Tal el espíritu que recorre el primer cuento, “El nombre”, y se extiende por las ochenta páginas siguientes, pormenorizándose. En la segunda historia, “Awon Baba”, que presta el título al libro, cambia la perspectiva. Narra la vida de un blanco, dueño de tres ingenios y cuatro mil esclavos, entre ellos, “los tatarabuelos de los negros, los awon baba, los ancestros, fueron cazados en Camerún, Angola, el Congo, Nigeria, Guinea, Benin… Descendían de reyes y príncipes antiguos, cultos y poderosos reinos”. Nada se supo del patrón blanco; sí de los esclavos: “No tenían posesiones ni dinero que dejar a su descendencia, pero de cualquier manera, legaron lo imprescindible para que pudieran sobrevivir al horror: los cuentos y los cantos, la música y los bailes, sus dioses y comidas, la fortaleza de su espíritu y la memoria de quienes fueron”.
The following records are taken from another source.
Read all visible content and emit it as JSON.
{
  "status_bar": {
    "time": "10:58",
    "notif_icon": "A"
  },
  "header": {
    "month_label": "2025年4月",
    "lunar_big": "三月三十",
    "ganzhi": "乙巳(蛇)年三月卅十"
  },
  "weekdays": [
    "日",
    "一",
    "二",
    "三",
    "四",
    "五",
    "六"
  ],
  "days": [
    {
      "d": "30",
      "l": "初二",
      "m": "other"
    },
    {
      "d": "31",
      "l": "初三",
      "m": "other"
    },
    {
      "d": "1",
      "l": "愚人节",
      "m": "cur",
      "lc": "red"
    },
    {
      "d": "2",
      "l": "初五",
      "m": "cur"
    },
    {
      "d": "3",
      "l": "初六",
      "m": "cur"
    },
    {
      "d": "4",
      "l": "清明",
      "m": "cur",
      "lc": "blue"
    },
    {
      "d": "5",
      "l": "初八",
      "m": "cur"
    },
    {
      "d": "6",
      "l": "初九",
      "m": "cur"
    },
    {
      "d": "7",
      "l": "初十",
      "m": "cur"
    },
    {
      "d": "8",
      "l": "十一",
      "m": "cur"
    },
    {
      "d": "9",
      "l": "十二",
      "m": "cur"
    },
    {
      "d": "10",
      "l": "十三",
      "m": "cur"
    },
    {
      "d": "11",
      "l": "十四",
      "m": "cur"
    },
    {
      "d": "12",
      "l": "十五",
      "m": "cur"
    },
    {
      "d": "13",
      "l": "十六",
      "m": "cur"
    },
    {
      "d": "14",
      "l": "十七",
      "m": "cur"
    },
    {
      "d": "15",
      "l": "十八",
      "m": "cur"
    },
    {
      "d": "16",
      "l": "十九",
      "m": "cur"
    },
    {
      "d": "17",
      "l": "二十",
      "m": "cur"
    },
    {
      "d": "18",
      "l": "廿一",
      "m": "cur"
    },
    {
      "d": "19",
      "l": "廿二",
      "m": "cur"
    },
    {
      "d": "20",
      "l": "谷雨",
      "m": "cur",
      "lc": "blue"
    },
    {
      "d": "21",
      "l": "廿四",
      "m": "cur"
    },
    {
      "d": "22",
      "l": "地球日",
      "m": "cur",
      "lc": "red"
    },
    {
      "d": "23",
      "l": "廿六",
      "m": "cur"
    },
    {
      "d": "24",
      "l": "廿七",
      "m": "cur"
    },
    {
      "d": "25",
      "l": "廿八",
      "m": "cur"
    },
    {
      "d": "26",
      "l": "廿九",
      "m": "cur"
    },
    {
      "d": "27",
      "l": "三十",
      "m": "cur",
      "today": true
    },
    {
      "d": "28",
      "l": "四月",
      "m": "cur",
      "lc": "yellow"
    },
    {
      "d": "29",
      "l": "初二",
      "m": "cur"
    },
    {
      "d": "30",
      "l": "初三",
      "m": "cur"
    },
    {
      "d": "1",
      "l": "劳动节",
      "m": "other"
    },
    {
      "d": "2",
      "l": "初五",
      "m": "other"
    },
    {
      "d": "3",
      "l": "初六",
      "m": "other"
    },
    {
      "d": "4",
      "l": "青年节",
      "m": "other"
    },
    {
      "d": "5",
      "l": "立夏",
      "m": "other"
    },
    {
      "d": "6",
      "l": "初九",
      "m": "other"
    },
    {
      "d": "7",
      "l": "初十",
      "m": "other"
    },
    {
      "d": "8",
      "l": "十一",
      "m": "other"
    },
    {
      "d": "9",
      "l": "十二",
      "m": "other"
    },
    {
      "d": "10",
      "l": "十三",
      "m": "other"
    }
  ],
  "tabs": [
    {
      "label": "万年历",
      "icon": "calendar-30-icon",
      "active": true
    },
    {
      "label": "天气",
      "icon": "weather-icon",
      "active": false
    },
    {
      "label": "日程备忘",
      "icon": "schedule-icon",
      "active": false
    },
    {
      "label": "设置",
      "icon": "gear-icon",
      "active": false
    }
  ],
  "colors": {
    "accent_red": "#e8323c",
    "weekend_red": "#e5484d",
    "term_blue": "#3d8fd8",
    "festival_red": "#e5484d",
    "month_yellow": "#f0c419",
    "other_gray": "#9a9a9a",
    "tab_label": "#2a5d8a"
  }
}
Cárdenas hace perdurar esa memoria en las sucesivas historias dando cuenta de esos legados, uno a uno, entrecruzados y dispuestos en la lucha por la libertad a menudo encontrada en los palenques, esos refugios de fugitivos donde reconstruían o inventaban comunidades basadas en los recuerdos; hombres, mujeres, niños. Va evocando solidaridades y traiciones, al negro Mayoral, capanga caribeño, maléfico con los propios que se enamora volviéndose bueno para luego volver a ser malo al momento del desamor; peor e igual, respectivamente, que el blanco. En contrapartida, Ajogun Buburo, “el que lucha contra los malos”, el que estaba “dispuesto a no rendirse”. En esa serie, la madre huérfana, cantora, ante la cual la vegetación se apartaba para dejarla pasar.
Bajo el sol tropical, tan duro que “parecía derretir las piedras y vaporizar el monte”, surgía la serpiente madre de agua, “del gordo de una ceiba y tan larga como un cañaveral”, ojos de fuego, rostro de mujer, se le adjudicaba devorarse a los fugitivos que no aparecían nunca más (aunque aparecían después en los palenques). O el blanco loco, arropado en hojas de plátano cuando llovía. También la negra calva, peinadora de trenzas en las cabezas de las niñas entre cuyo cabello dibujaba “con caracolitos y semillas, con mapas y rutas secretas a la libertad”. Como no podía ser de otra manera, Teresa Cárdenas conduce Awon Baba, el libro, hacia los destinos de la emancipación, con la prudencia de sortear lo previsible. Corre despacio a través de las palabras al modo de sus ancestros en la urgencia por escapar de los horrores de la esclavitud. Páginas bellas matizan el espanto en la sumatoria de frases y escenas cuidadas al máximo dentro de una escritura ajena a los cánones administrativos de la literatura contemporánea. No obstante, la similitud de las prácticas abyectas, genocidas, sobre cuerpos y memorias en el siglo XX y lo que va del actual, advierte asimismo que el destino resistente continúa en vigencia.